With little exceptions [26], increased preoperative flexion angle has previously proved [15, 27] to determine a greater post-operative flexion achieved by the patients. This statement was validated by our findings. Conclusions related to the correlation between patellar parameters and flexion are more inconsistent. Myles et al. [23] and Bindelglass et al. [4] reported no relationship among patellar maltracking and pain, flexion, or poor score result. Sancheti et al. [27] similarly found that patella resurfacing has no effect on the post-operative ROM, in agreement with Burnett et al. [6]. Their sample size might have been insufficient to reach a definitive conclusion. Operative tracking, just as post-operative patellar height, were proved to be patellar predictors to consider for a better flexion.

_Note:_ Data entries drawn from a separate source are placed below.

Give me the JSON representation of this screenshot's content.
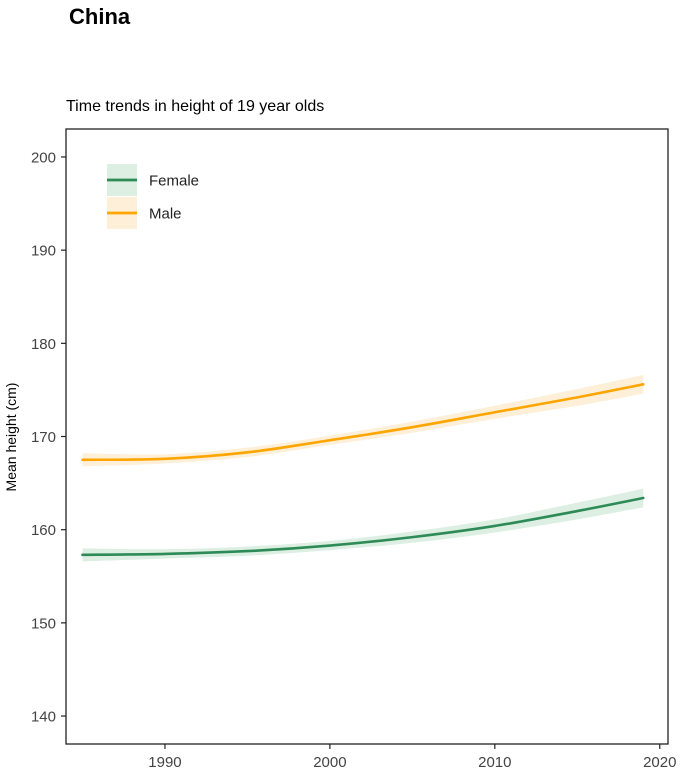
{
  "page": {
    "title": "China"
  },
  "chart_data": {
    "type": "line",
    "title": "Time trends in height of 19 year olds",
    "xlabel": "",
    "ylabel": "Mean height (cm)",
    "xlim": [
      1984,
      2020.5
    ],
    "ylim": [
      137,
      203
    ],
    "xticks": [
      1990,
      2000,
      2010,
      2020
    ],
    "yticks": [
      140,
      150,
      160,
      170,
      180,
      190,
      200
    ],
    "grid": false,
    "legend_position": "top-left",
    "x": [
      1985,
      1990,
      1995,
      2000,
      2005,
      2010,
      2015,
      2019
    ],
    "series": [
      {
        "name": "Female",
        "color": "#2e8b57",
        "band_color": "#dcefe2",
        "values": [
          157.3,
          157.4,
          157.7,
          158.3,
          159.2,
          160.4,
          162.0,
          163.4
        ],
        "lower": [
          156.6,
          156.9,
          157.2,
          157.8,
          158.6,
          159.7,
          161.1,
          162.4
        ],
        "upper": [
          158.0,
          157.9,
          158.2,
          158.8,
          159.8,
          161.1,
          162.9,
          164.4
        ]
      },
      {
        "name": "Male",
        "color": "#ffa500",
        "band_color": "#fdefd8",
        "values": [
          167.5,
          167.6,
          168.3,
          169.6,
          171.0,
          172.6,
          174.2,
          175.6
        ],
        "lower": [
          166.8,
          167.1,
          167.8,
          169.1,
          170.4,
          171.9,
          173.3,
          174.6
        ],
        "upper": [
          168.2,
          168.1,
          168.8,
          170.1,
          171.6,
          173.3,
          175.1,
          176.6
        ]
      }
    ]
  }
}
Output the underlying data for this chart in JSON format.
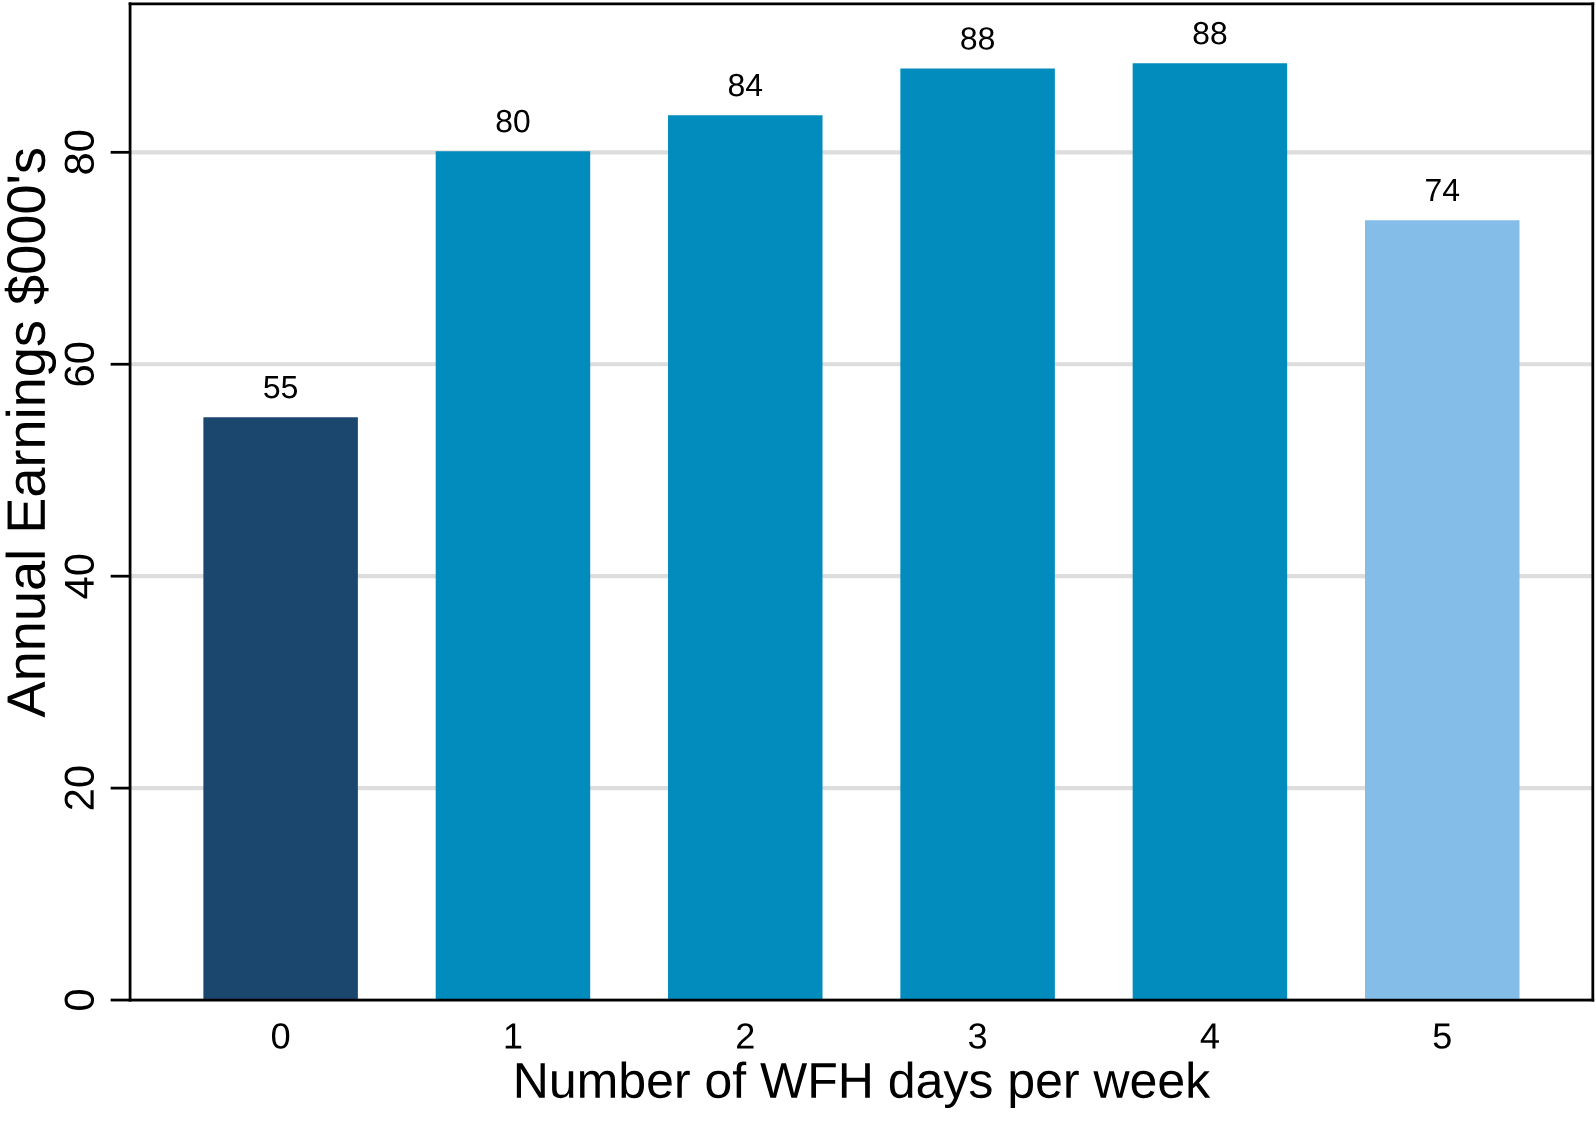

In accordance to the capital importance of a well-“balanced” extensor mechanism, we found that the femoral component rotation was correlated with final flexion angle. This finding is in accordance with Boldt et al. publication [5], supporting the negative influence of internal femoral rotation on the definitive range of motion. As opposed to Geijsen et al. [14], no correlation was found in our study between the posterior condylar offset and knee flexion. Overall, this study suggests that a critical attention should be given to restore a satisfying femoropatellar joint in order to optimize the final flexion.

Conclusion

In conclusion, the use of the ROCC® knee prosthesis in our hands provided with final highly satisfactory range of motion of for an active daily living at a minimum of 5-year follow-up. Factors that affected final active knee flexion were demonstrated to be patient’s height, BMI, a history of knee surgery, depressive state, but also the preoperative knee flexion angle, operative patellar tracking, post-operative patellar height, and rotation of the femoral component. Surgeons should take into account these factors both before surgery when informing their patients of the potential results and during surgery in order to optimize the chances to get a satisfactory range of motion.